SU-I-GPD-T-207 (Sunday, July 30, 2017) 3:00 PM - 6:00 PM Room: Exhibit Hall

Purpose: The purpose of this study is to (1) evaluate the feasibility of treating unilateral metallic hip prosthesis prostate cancer cases with a combination of two anterior-oblique and one lateral uniform scanning proton beams, and (2) present clinical results of these cases.
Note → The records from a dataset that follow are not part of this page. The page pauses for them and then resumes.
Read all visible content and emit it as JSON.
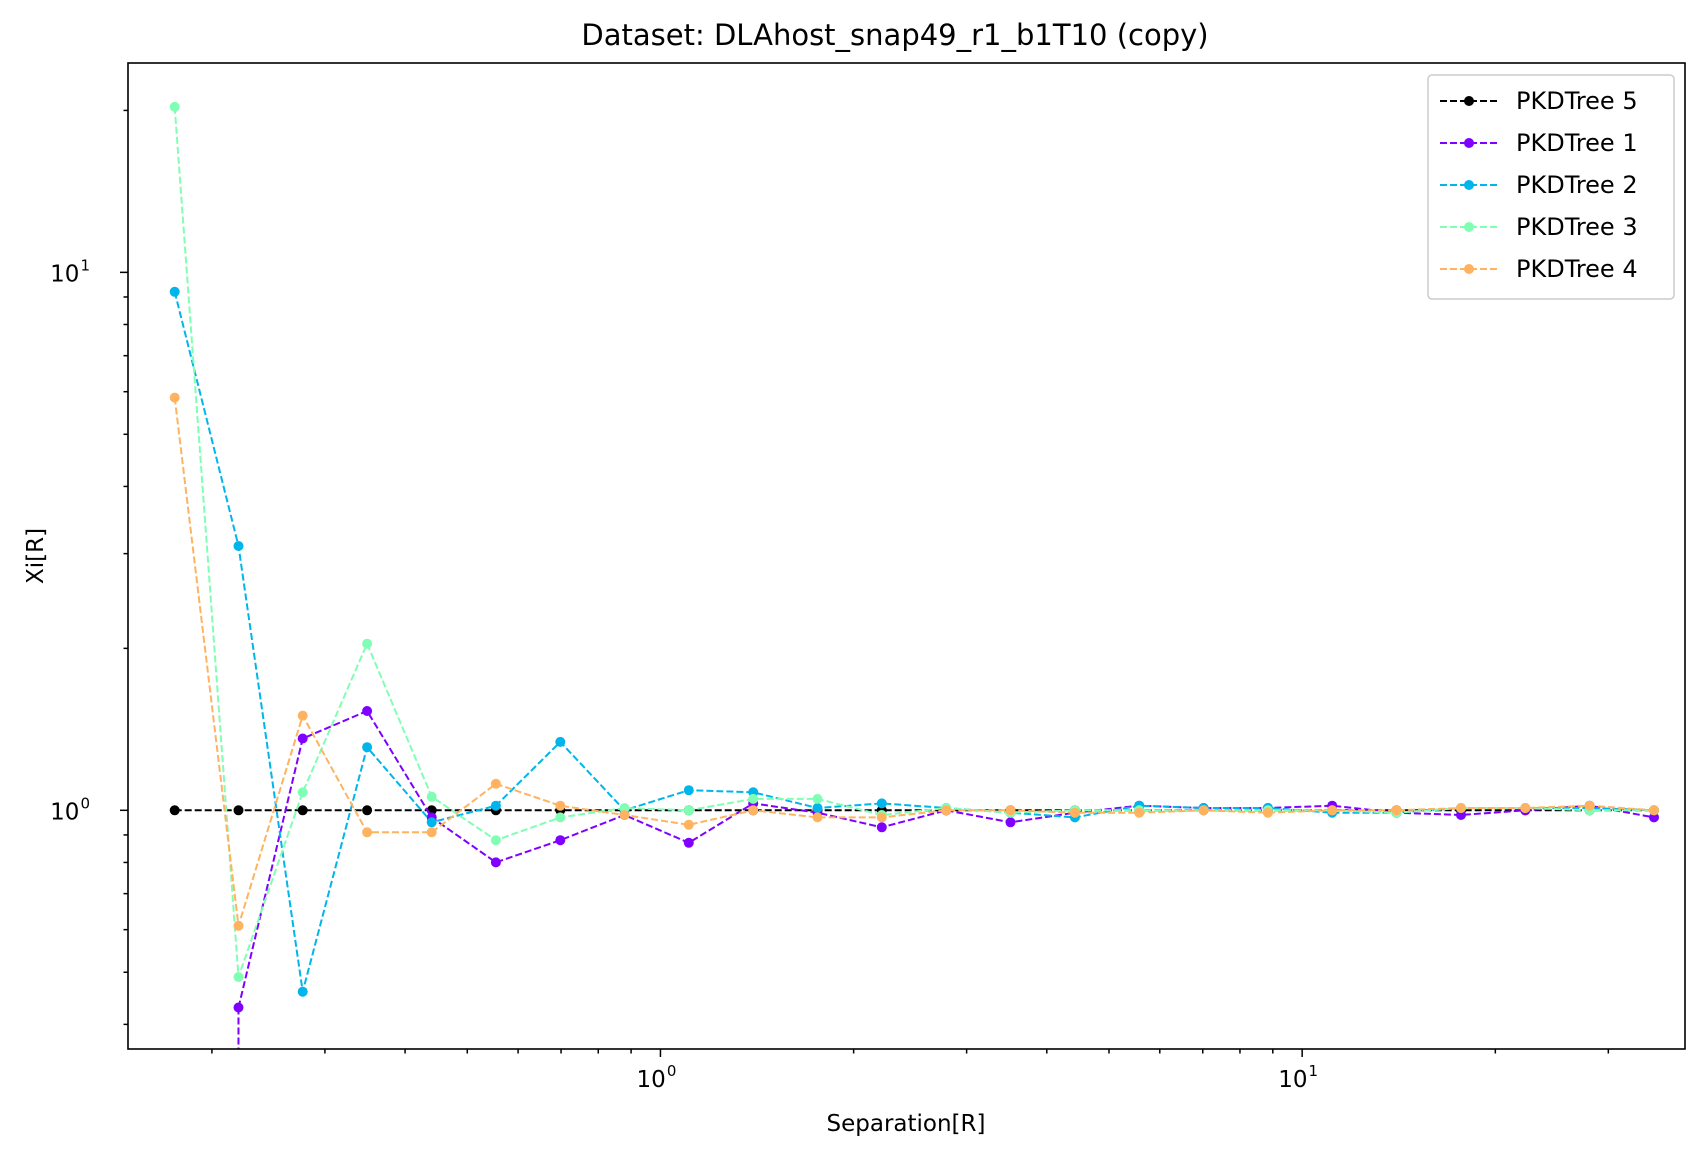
{
  "chart_data": {
    "type": "line",
    "title": "Dataset: DLAhost_snap49_r1_b1T10 (copy)",
    "xlabel": "Separation[R]",
    "ylabel": "Xi[R]",
    "xscale": "log",
    "yscale": "log",
    "xlim": [
      0.148,
      39.5
    ],
    "ylim": [
      0.36,
      24.5
    ],
    "grid": false,
    "legend_position": "top-right",
    "x_ticks": [
      {
        "value": 1,
        "base": "10",
        "exp": "0"
      },
      {
        "value": 10,
        "base": "10",
        "exp": "1"
      }
    ],
    "y_ticks": [
      {
        "value": 1,
        "base": "10",
        "exp": "0"
      },
      {
        "value": 10,
        "base": "10",
        "exp": "1"
      }
    ],
    "x": [
      0.175,
      0.22,
      0.277,
      0.349,
      0.44,
      0.554,
      0.698,
      0.879,
      1.107,
      1.395,
      1.757,
      2.213,
      2.788,
      3.512,
      4.424,
      5.573,
      7.02,
      8.843,
      11.14,
      14.03,
      17.68,
      22.27,
      28.05,
      35.34
    ],
    "series": [
      {
        "name": "PKDTree 5",
        "color": "#000000",
        "values": [
          1.0,
          1.0,
          1.0,
          1.0,
          1.0,
          1.0,
          1.0,
          1.0,
          1.0,
          1.0,
          1.0,
          1.0,
          1.0,
          1.0,
          1.0,
          1.0,
          1.0,
          1.0,
          1.0,
          1.0,
          1.0,
          1.0,
          1.0,
          1.0
        ]
      },
      {
        "name": "PKDTree 1",
        "color": "#7f00ff",
        "values": [
          null,
          0.43,
          1.36,
          1.53,
          0.97,
          0.8,
          0.88,
          0.98,
          0.87,
          1.03,
          0.99,
          0.93,
          1.0,
          0.95,
          0.99,
          1.02,
          1.01,
          1.01,
          1.02,
          0.99,
          0.98,
          1.0,
          1.02,
          0.97
        ]
      },
      {
        "name": "PKDTree 2",
        "color": "#00b5eb",
        "values": [
          9.2,
          3.1,
          0.46,
          1.31,
          0.95,
          1.02,
          1.34,
          1.0,
          1.09,
          1.08,
          1.01,
          1.03,
          1.01,
          0.99,
          0.97,
          1.02,
          1.01,
          1.01,
          0.99,
          0.99,
          1.01,
          1.01,
          1.01,
          1.0
        ]
      },
      {
        "name": "PKDTree 3",
        "color": "#80ffb4",
        "values": [
          20.3,
          0.49,
          1.08,
          2.04,
          1.06,
          0.88,
          0.97,
          1.01,
          1.0,
          1.05,
          1.05,
          0.98,
          1.01,
          0.99,
          1.0,
          1.0,
          1.0,
          1.0,
          1.0,
          0.99,
          1.01,
          1.01,
          1.0,
          1.0
        ]
      },
      {
        "name": "PKDTree 4",
        "color": "#ffb360",
        "values": [
          5.85,
          0.61,
          1.5,
          0.91,
          0.91,
          1.12,
          1.02,
          0.98,
          0.94,
          1.0,
          0.97,
          0.97,
          1.0,
          1.0,
          0.99,
          0.99,
          1.0,
          0.99,
          1.0,
          1.0,
          1.01,
          1.01,
          1.02,
          1.0
        ]
      }
    ]
  }
}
Methods: Three prostate cancer cases treated at a single institution were selected based on the following criteria (i)patient had undergone an unilateral metallic hip replacement prior to treatment,(ii)no lymph node included in the CTV,(iii)beam delivery using 2 fields/day(lateral:daily; anterior-oblique:every other day),(iv)total prescription dose of 79.2 Gy(RBE), and (v)participation in Proton Collaborative Group protocol REG001-09(NCT01255748) with at least 3 years follow-up

Results: The average follow-up was 40 months. The rectal V70 were 11.0,3.6, and 3.9% in cases 1,2 and 3,respectively. Cases 1 and 3 experienced acute Grade 1 gastrointestinal toxicity with rectal NTCPs of 0.7 and 0.1%, and rectal EUDs of 50.3 and 40.1 Gy(RBE),respectively. The rectal EUD and NTCP of case 2 were 41.4 Gy(RBE) and 0.1%,respectively. All three cases experienced acute Grade 2 urinary toxicity, with bladder NTCPs of 0.9,0.2, and 0.4%, the bladder V80 of 6.3,1.0, and 1.1 cc, and the bladder EUDs of 57.7,48.8, and 54.1 Gy(RBE) in the first,second, and third cases, respectively. All three cases developed Grade 1 hip toxicity (pain) with femoral NTCPs below 0.01%. Cases 1 and 3 experienced acute Grade 2 erectile dysfunction. None of the three cases evaluated in this study experienced Grade≥2 gastrointestinal toxicity, Grade≥3 urinary toxicity, or hip fracture. Furthermore, all three cases presented in this study are now considered free of disease.

Conclusion: A combination of one lateral and two anterior-oblique uniform scanning proton beams produced acceptable clinical results for prostate cancer patients who had undergone metallic hip replacement. Clinical studies utilizing anterior-oblique beams in pencil beam scanning proton therapy for prostate cancer cases is warranted.